Su Belluno luci e ombre
Insomma: luci e ombre. Sicuramente la pandemia è precipitata su un distretto in forte movimento seppur con tante contraddizioni. Resta per ora inevasa la domanda da cui eravamo partiti. Cosa accadrà ora? “Non è facile rispondere – argomenta Romano –, qualche elemento importante però lo conosciamo. Tutti i report delle grandi strutture di consulenza, tipo Mc Kinsey, ci dicono che ci sarà un fortissimo raffreddamento del mercato, una crescita molto forte dell’e commerce e che il marketing più efficace in questa fase deve essere molto social e sobrio: bisogna insomma un po’ nascondere che si fanno prodotti per i ricchi. Tutte cose che per il segmento del lusso possono però rappresentare una qualche problematicità”. Aspetti positivi tuttavia ce ne sono: “Per esempio le possibilità di reshoring, cioè di aziende che hanno delocalizzato per ragioni di costo del lavoro e fisco, e che in questa fase a mio avviso potrebbero trovare conveniente riterrorializzarsi”. 

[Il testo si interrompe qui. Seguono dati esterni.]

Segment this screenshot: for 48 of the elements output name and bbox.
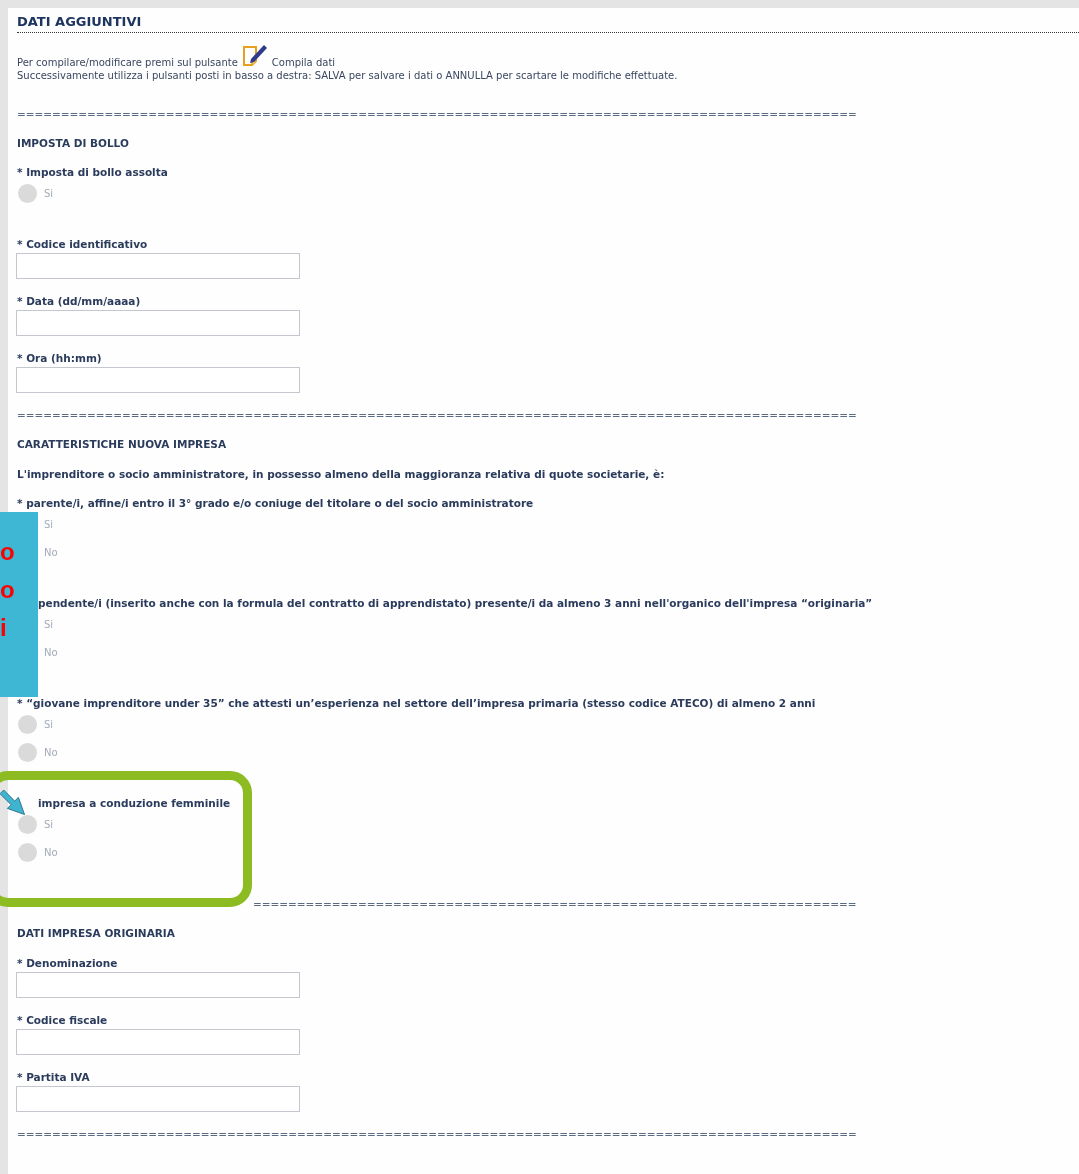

Del resto, al di là di un certo disallineamento tra domanda e offerta di lavoro (Certottica certifica che ci sono 3.000 professionalità che le aziende non riescono a reperire, mentre molti lavoratori in esubero hanno skills non sempre spendibili sul mercato del lavoro), la forza del bellunese è stata sempre la qualità delle competenze e della passione dei suoi lavoratori. Il made in Italy, che è poi soprattutto la sapienza artigiana dei suoi addetti, è fattore ancora molto forte e su cui bisogna investire con adeguati progetti formativi. Se è vero che tutti i grandi gruppi di cui abbiamo parlato - pur non risparmiandosi colpi anche mortali in giro per il mondo – poi i loro occhiali migliori li vogliono costruire qui, in questa valle profonda e lontana.